Die Roboterrobbe helfe durchaus neue Zugänge zu Menschen mit Demenz zu finden. Die Interaktion fördere die direkte Wahrnehmung bei den Betroffenen. Allerdings ist sie nicht für jeden geeignet, hat Sozialbegleiterin Manuela Vogel-Zierlinger festgestellt. „Bei Leuten, die so rumkruscheln funktioniert es ganz gut, bei zielgerichteter Unruhe eher nicht.“ Manche Bewohner seien über bestimmte Reaktionen auch regelrecht erschrocken. Ihnen war das Tier unheimlich und sie wollten nicht damit allein sein. Sie hätten die Robbe nach gewisser Zeit auch gerne wieder abgegeben, erzählt Vogel-Zierlinger. 

Kein Ersatz

Den beiden Fachfrauen ist ein Punkt ganz wichtig: „Man darf die Menschen nicht mit Paro allein lassen!“ Die interaktive Kuschelrobbe sei kein Ersatz für menschliche Zuwendung.
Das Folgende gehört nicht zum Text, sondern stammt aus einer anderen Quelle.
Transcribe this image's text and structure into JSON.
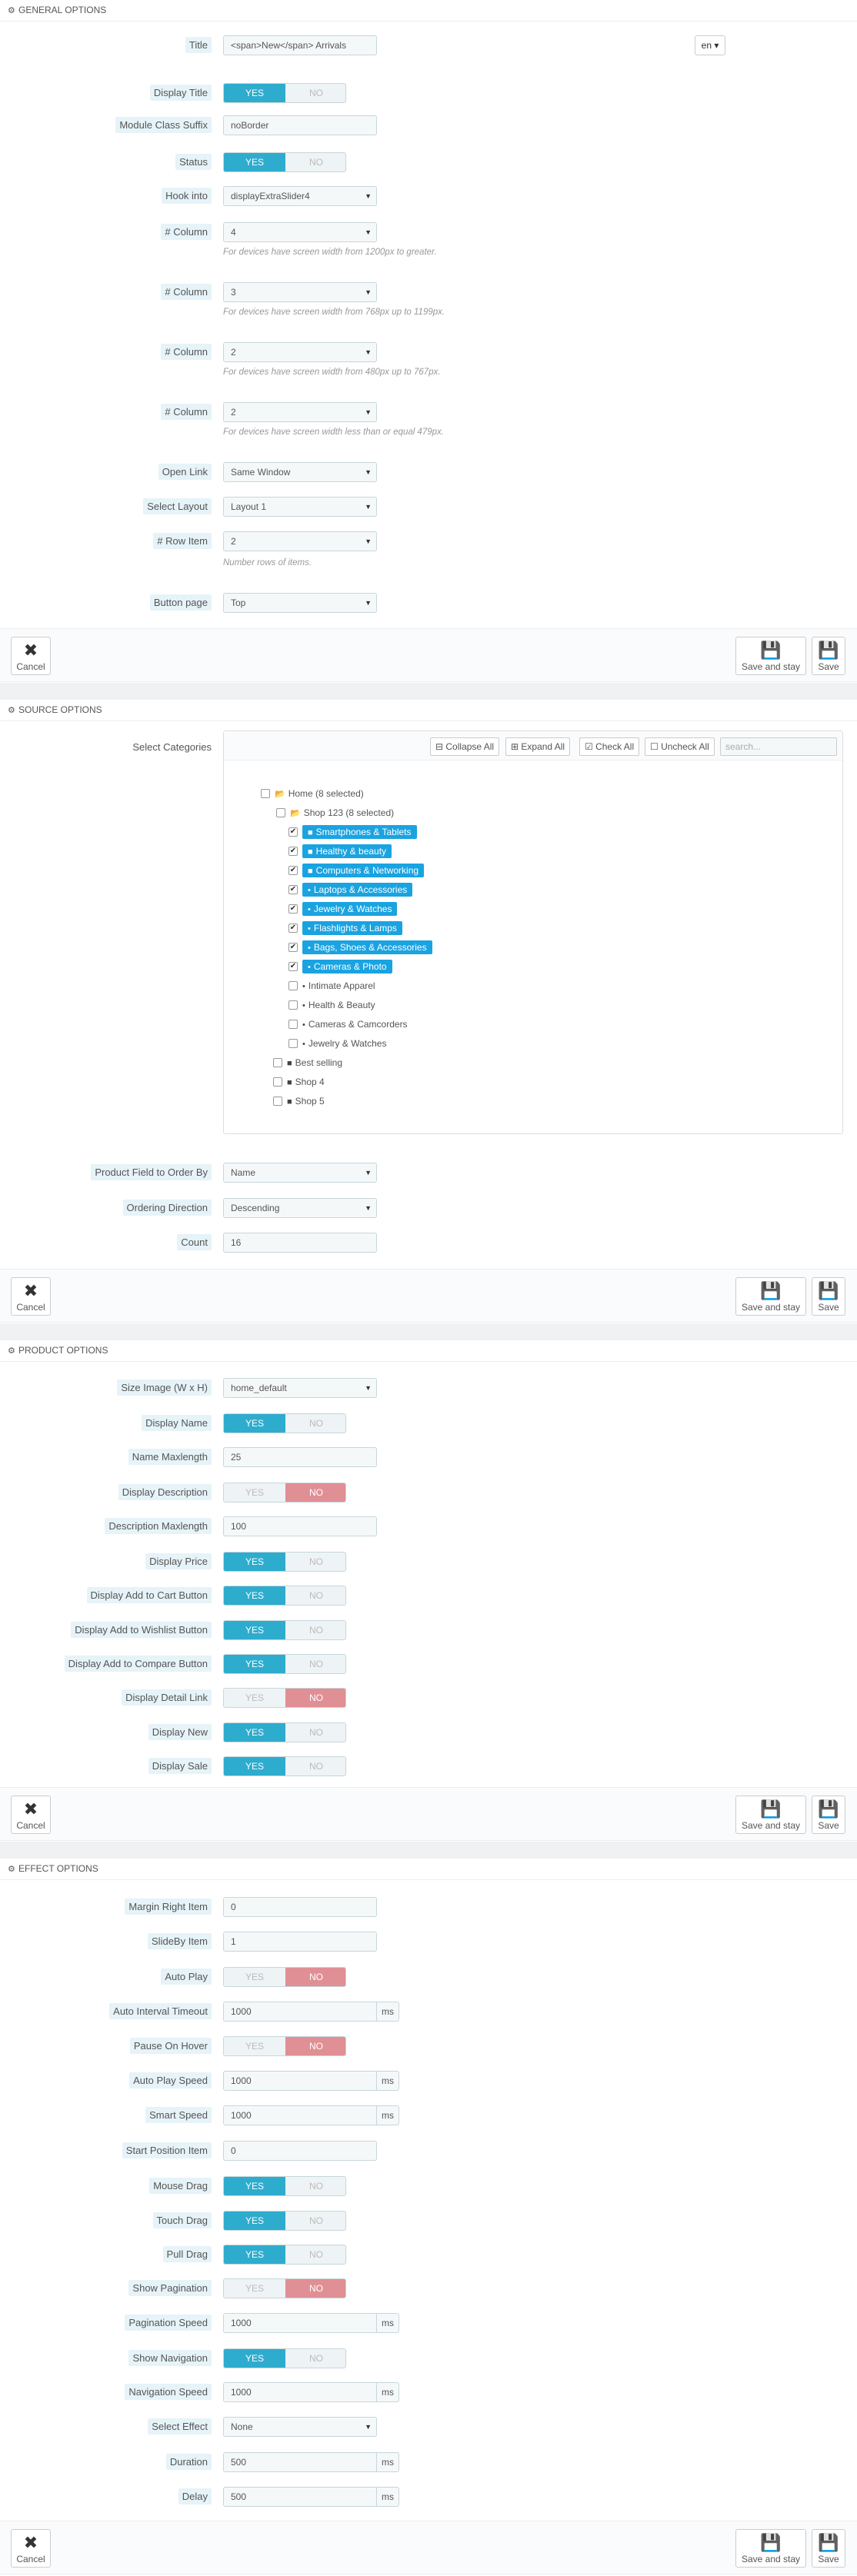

Und es sei kein Lückenfüller im Pflegenotstand. „Dieser Roboter muss ganz bewusst und an die Bewohner angepasst, verwendet werden.“ So könne er durchaus eine ergänzende Therapieform sein. „Es ist eine von vielen Möglichkeiten als Zugang.“ In Perlach gibt es bereits Therapie-Hunde und –Wellensittiche, zudem werden Handpuppen, Hochbeet und Handmassage in der Demenzbetreuung eingesetzt. Doch im Gegensatz zu einem Hund, der nach 20 Minuten im wahrsten Sinne des Wortes die Schnauze voll habe, kann Paro länger aushalten. Bei der Robbe muss nur regelmäßig der Akku per Stromschnuller aufgeladen werden. 

Nicht ganz billig

Das High-Tech-Tier ist allerdings nicht billig. Die Roboter-Robbe kostet 5000 Euro. Das Perlacher Altenheim könne sich das nicht leisten. Käme aber eine gute Fee in Form eines großzügigen Sponsors, dann würden Stöger und Vogel-Zierlinger den Kuschelroboter schon nehmen. Vielleicht auch gemeinsam mit einer anderen Einrichtung, die Paro ebenfalls einsetzen möchte.